Mijn vraag is nu de volgende: moet onder dat laatste criterium naast de kosten van de wettelijke- en de bovenwettelijke werkloosheidsuitkering ook de werkgeverslasten verband houdende met de uitkering worden begrepen?
Vriendelijke groet,
J. van Zanten
Geachte mevrouw, heer,
Dank voor uw reactie. De link waarnaar u verwijst beantwoordt de vraag echter niet. De vraag is of ook de werkgeverslasten, sociaal of anderszins, moeten worden meegenomen in de berekening, of juist daar niet in worden betrokken.

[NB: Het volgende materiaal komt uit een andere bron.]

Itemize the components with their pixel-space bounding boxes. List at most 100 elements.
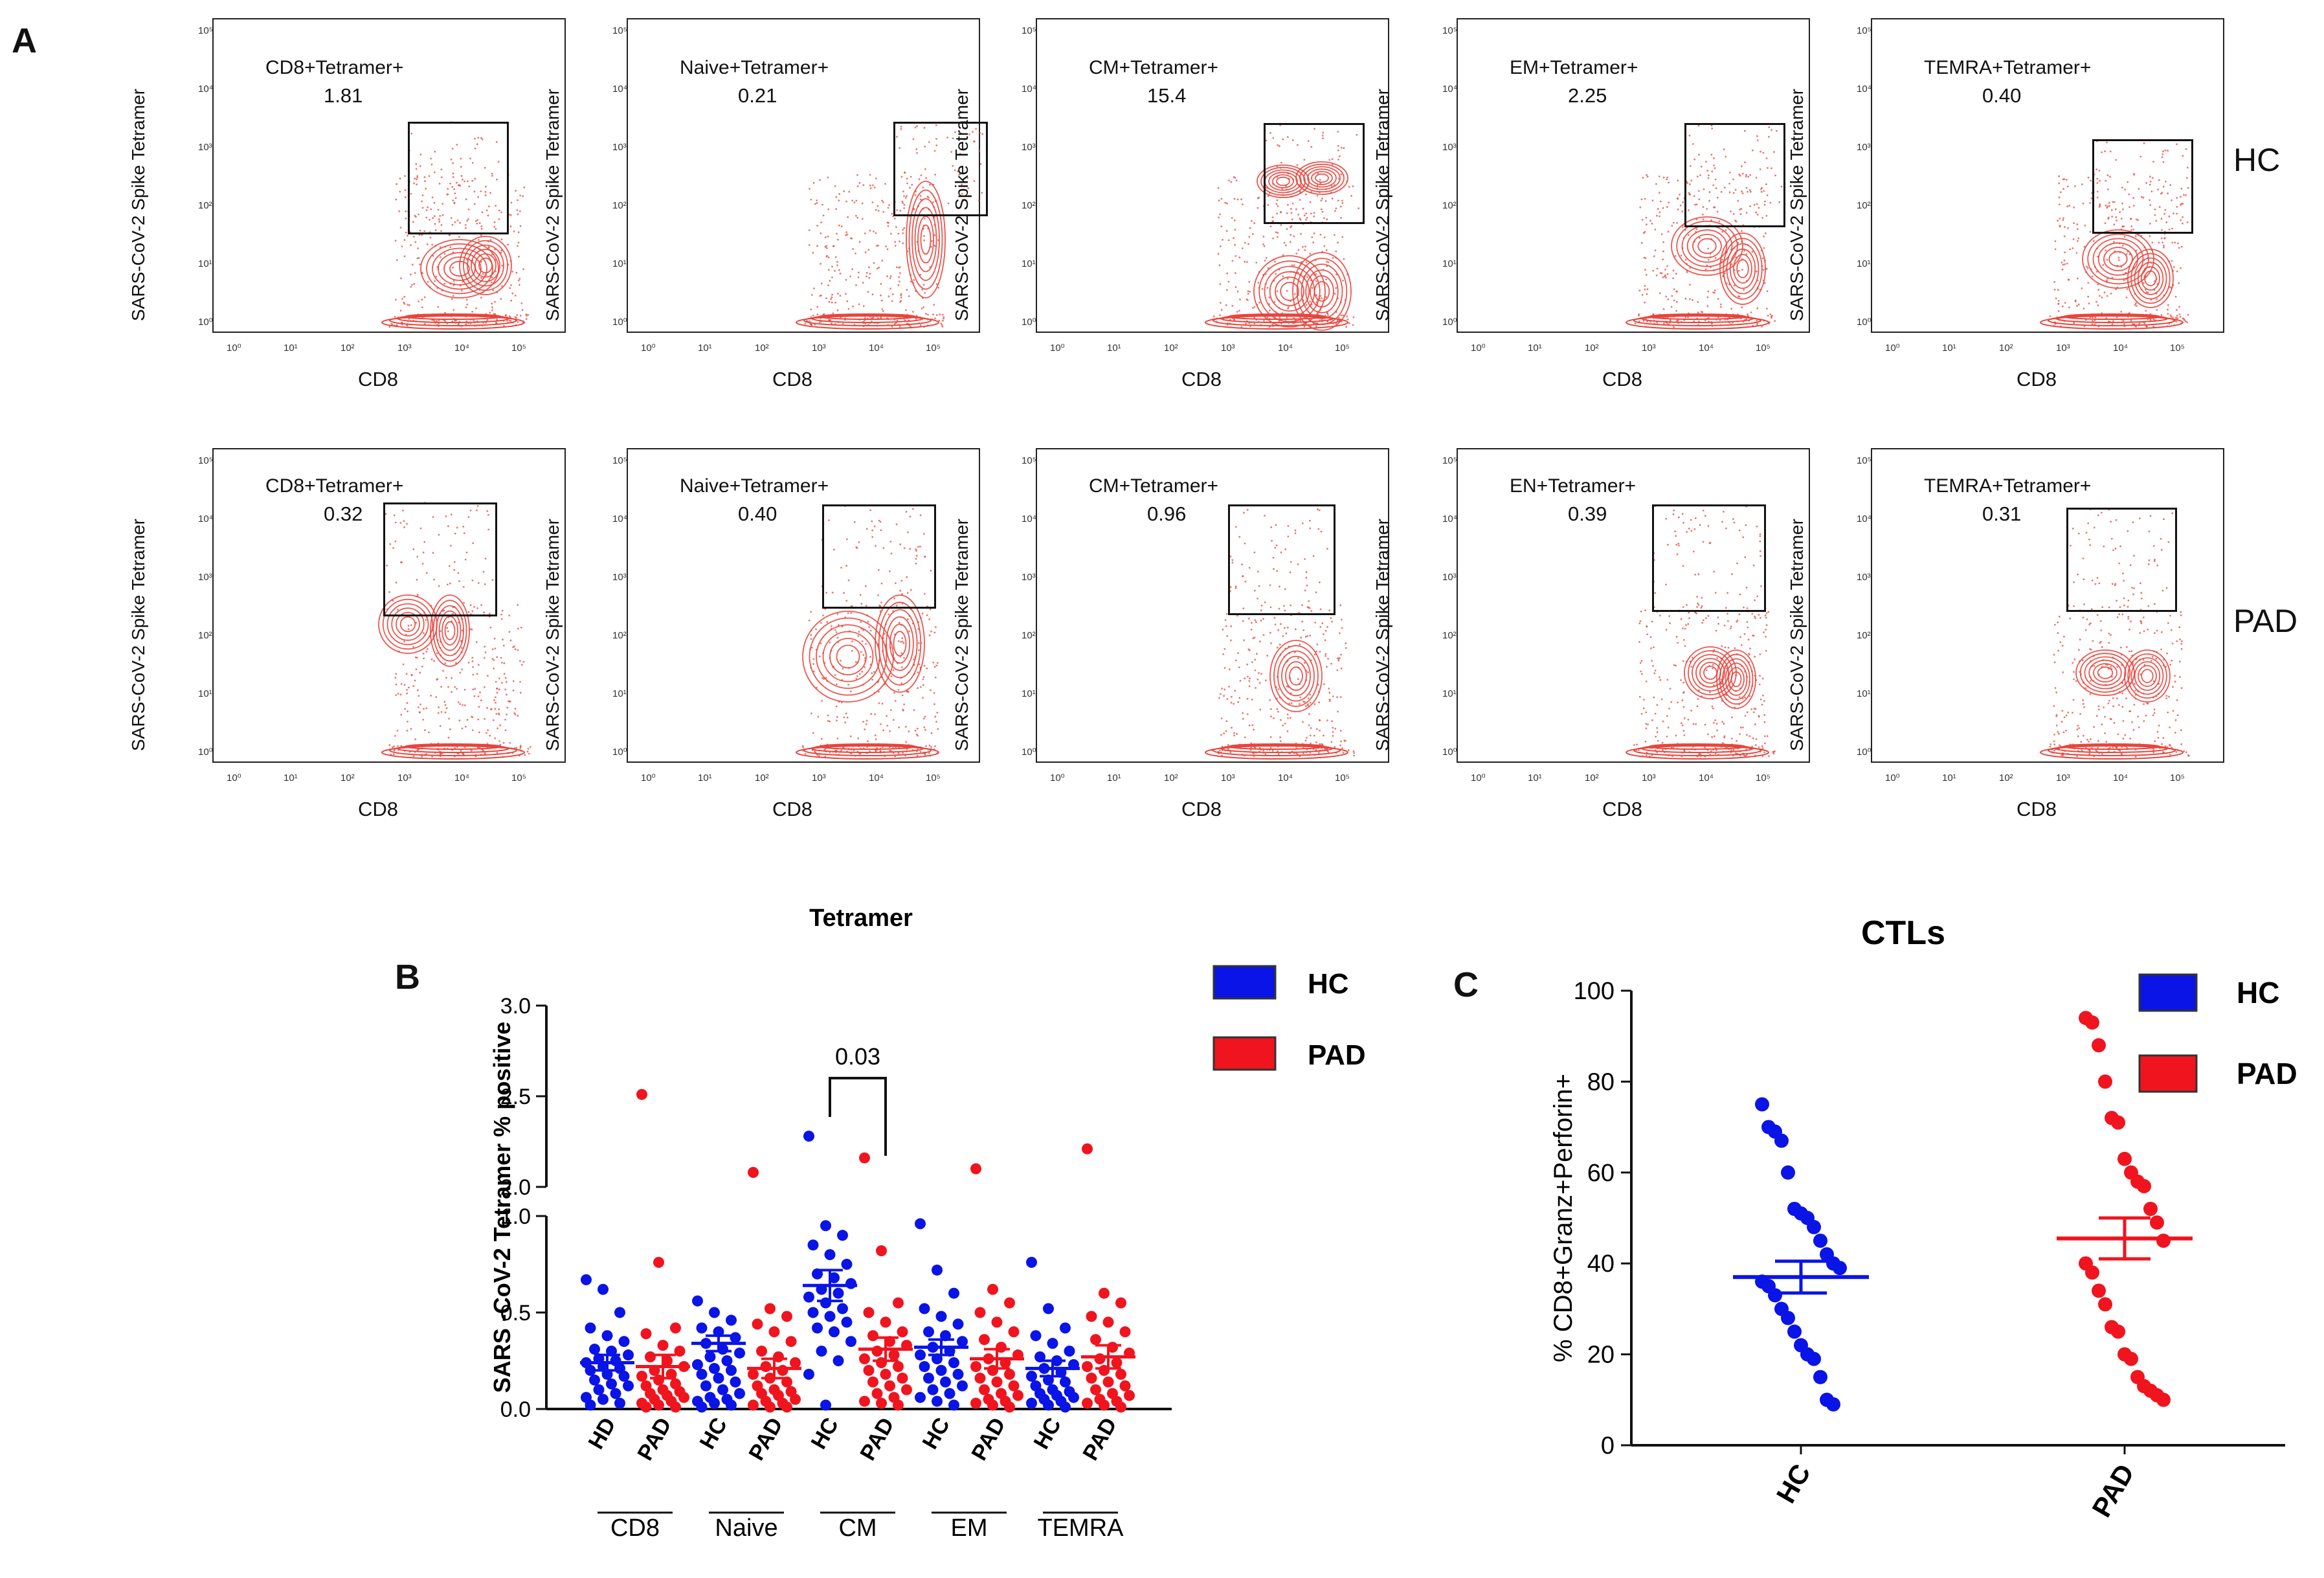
gate-percentage: 0.21 (738, 84, 777, 107)
data-point (696, 1322, 708, 1334)
y-tick-label: 10² (1022, 630, 1036, 641)
y-tick-label: 10² (1022, 200, 1036, 211)
y-tick-label: 10² (1442, 630, 1457, 641)
data-point (919, 1360, 930, 1372)
data-point (1124, 1390, 1135, 1401)
data-point (829, 1326, 840, 1338)
y-tick-label: 10⁴ (612, 84, 627, 95)
flow-plot-canvas: 10⁰ 10⁰ 10¹ 10¹ 10² 10² 10³ 10³ 10⁴ 10⁴ 10⁵ 10⁵ (198, 25, 530, 354)
x-tick-label: 10⁵ (1335, 343, 1350, 354)
data-point (645, 1351, 656, 1363)
data-point (1004, 1368, 1015, 1380)
data-point (974, 1307, 986, 1318)
data-point (1119, 1380, 1131, 1392)
data-point (636, 1370, 647, 1382)
x-tick-label: 10² (1585, 772, 1599, 783)
data-point (717, 1384, 728, 1395)
data-point (790, 1393, 801, 1405)
data-point (957, 1336, 968, 1347)
legend-swatch (2138, 1054, 2198, 1093)
data-point (897, 1326, 908, 1338)
data-point (816, 1346, 827, 1357)
gate-percentage: 2.25 (1568, 84, 1607, 107)
flow-plot-canvas: 10⁰ 10⁰ 10¹ 10¹ 10² 10² 10³ 10³ 10⁴ 10⁴ 10⁵ 10⁵ (1022, 25, 1360, 354)
y-tick-label: 0.0 (500, 1397, 531, 1422)
data-point (614, 1397, 625, 1409)
data-point (781, 1311, 792, 1322)
data-point (845, 1336, 856, 1347)
data-point (935, 1311, 947, 1322)
data-point (1030, 1330, 1042, 1342)
x-tick-label: 10⁵ (2170, 772, 2185, 783)
data-point (2156, 1392, 2171, 1407)
x-tick-label: 10⁰ (227, 772, 241, 783)
data-point (748, 1399, 759, 1411)
x-tick-label: 10¹ (1107, 772, 1121, 783)
data-point (678, 1392, 689, 1403)
y-tick-label: 10⁰ (1857, 747, 1871, 758)
data-point (1082, 1397, 1093, 1409)
x-tick-label: 10² (755, 772, 769, 783)
gate-label: CM+Tetramer+ (1089, 57, 1219, 78)
y-tick-label: 10⁵ (1857, 25, 1871, 36)
data-point (692, 1295, 703, 1307)
data-point (1008, 1326, 1020, 1338)
data-point (636, 1088, 647, 1100)
legend-label: PAD (2237, 1057, 2297, 1090)
data-point (824, 1249, 836, 1261)
flow-plot-canvas: 10⁰ 10⁰ 10¹ 10¹ 10² 10² 10³ 10³ 10⁴ 10⁴ 10⁵ 10⁵ (1442, 25, 1783, 354)
gate-box (1652, 504, 1766, 612)
significance-bracket (829, 1077, 887, 1156)
x-axis-label: CD8 (772, 798, 813, 820)
y-tick-label: 10² (1857, 200, 1871, 211)
x-tick-label: 10⁴ (869, 772, 884, 783)
y-tick-label: 20 (1587, 1342, 1615, 1369)
data-point (923, 1372, 934, 1384)
data-point (1813, 1369, 1827, 1384)
flow-plot-canvas: 10⁰ 10⁰ 10¹ 10¹ 10² 10² 10³ 10³ 10⁴ 10⁴ 10⁵ 10⁵ (612, 25, 984, 354)
x-tick-label: 10² (1999, 772, 2013, 783)
y-tick-label: 10¹ (198, 258, 212, 269)
y-tick-label: 100 (1574, 978, 1615, 1005)
y-tick-label: 10⁰ (198, 317, 213, 328)
data-point (940, 1376, 951, 1388)
data-point (1026, 1397, 1037, 1409)
x-tick-label: 10¹ (1942, 343, 1956, 354)
x-tick-label: 10¹ (698, 343, 712, 354)
y-tick-label: 10² (612, 200, 627, 211)
data-point (841, 1316, 853, 1328)
data-point (837, 1303, 848, 1314)
data-point (803, 1131, 814, 1142)
gate-label: Naive+Tetramer+ (680, 57, 829, 78)
data-point (618, 1336, 630, 1347)
x-tick-label: 10⁵ (926, 772, 941, 783)
y-tick-label: 10³ (198, 572, 212, 583)
gate-label: TEMRA+Tetramer+ (1924, 57, 2092, 78)
y-tick-label: 10⁴ (1022, 84, 1036, 95)
y-tick-label: 10⁰ (612, 747, 627, 758)
y-axis-label: SARS-CoV-2 Spike Tetramer (1787, 519, 1807, 751)
x-tick-label: 10⁴ (454, 772, 469, 783)
flow-plot-hc-5: 10⁰ 10⁰ 10¹ 10¹ 10² 10² 10³ 10³ 10⁴ 10⁴ 10⁵ 10⁵ TEMR… (1857, 18, 2224, 354)
data-point (948, 1399, 959, 1411)
x-tick-label: 10² (1164, 343, 1178, 354)
data-point (880, 1316, 891, 1328)
x-tick-label: 10² (341, 772, 355, 783)
y-tick-label: 0 (1601, 1432, 1615, 1460)
data-point (859, 1152, 870, 1164)
data-point (1119, 1326, 1131, 1338)
data-point (876, 1397, 887, 1409)
flow-plot-pad-5: 10⁰ 10⁰ 10¹ 10¹ 10² 10² 10³ 10³ 10⁴ 10⁴ 10⁵ 10⁵ TEMR… (1857, 448, 2224, 783)
data-point (1082, 1143, 1093, 1155)
y-tick-label: 10⁰ (198, 747, 213, 758)
data-point (829, 1272, 840, 1283)
x-tick-label: 10¹ (1528, 772, 1542, 783)
y-tick-label: 10² (612, 630, 627, 641)
flow-plot-canvas: 10⁰ 10⁰ 10¹ 10¹ 10² 10² 10³ 10³ 10⁴ 10⁴ 10⁵ 10⁵ (1442, 455, 1776, 783)
data-point (935, 1364, 947, 1376)
x-tick-label: 10⁵ (1756, 343, 1771, 354)
flow-plot-pad-4: 10⁰ 10⁰ 10¹ 10¹ 10² 10² 10³ 10³ 10⁴ 10⁴ 10⁵ 10⁵ EN+T… (1442, 448, 1810, 783)
x-tick-label: 10² (755, 343, 769, 354)
category-label: HC (1029, 1414, 1066, 1454)
panel-b-letter: B (395, 958, 420, 997)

Het is voor BZK niet mogelijk om te beoordelen of de door u genoemde
lasten moeten worden meegenomen in de berekening van de uitkeringen aan een
mobiliteitsbureau zoals genoemd in artikel 10a Beleidsregels WNT. Het is aan de
instelling (wellicht in overleg met de accountant) om te beoordelen of deze
lasten vallen onder uitkeringen in de vorm van betalingen aan een
mobiliteitsbureau én dat deze uitkeringen niet hoger zijn dan de aanspraken die
zouden bestaan bij onvrijwillig ontslag (het gaat hierbij om de aanspraken die rechtstreeks,
dwingend en eenduidig voortvloeien uit een wettelijk voorschrift, cao en of andere
collectieve regeling).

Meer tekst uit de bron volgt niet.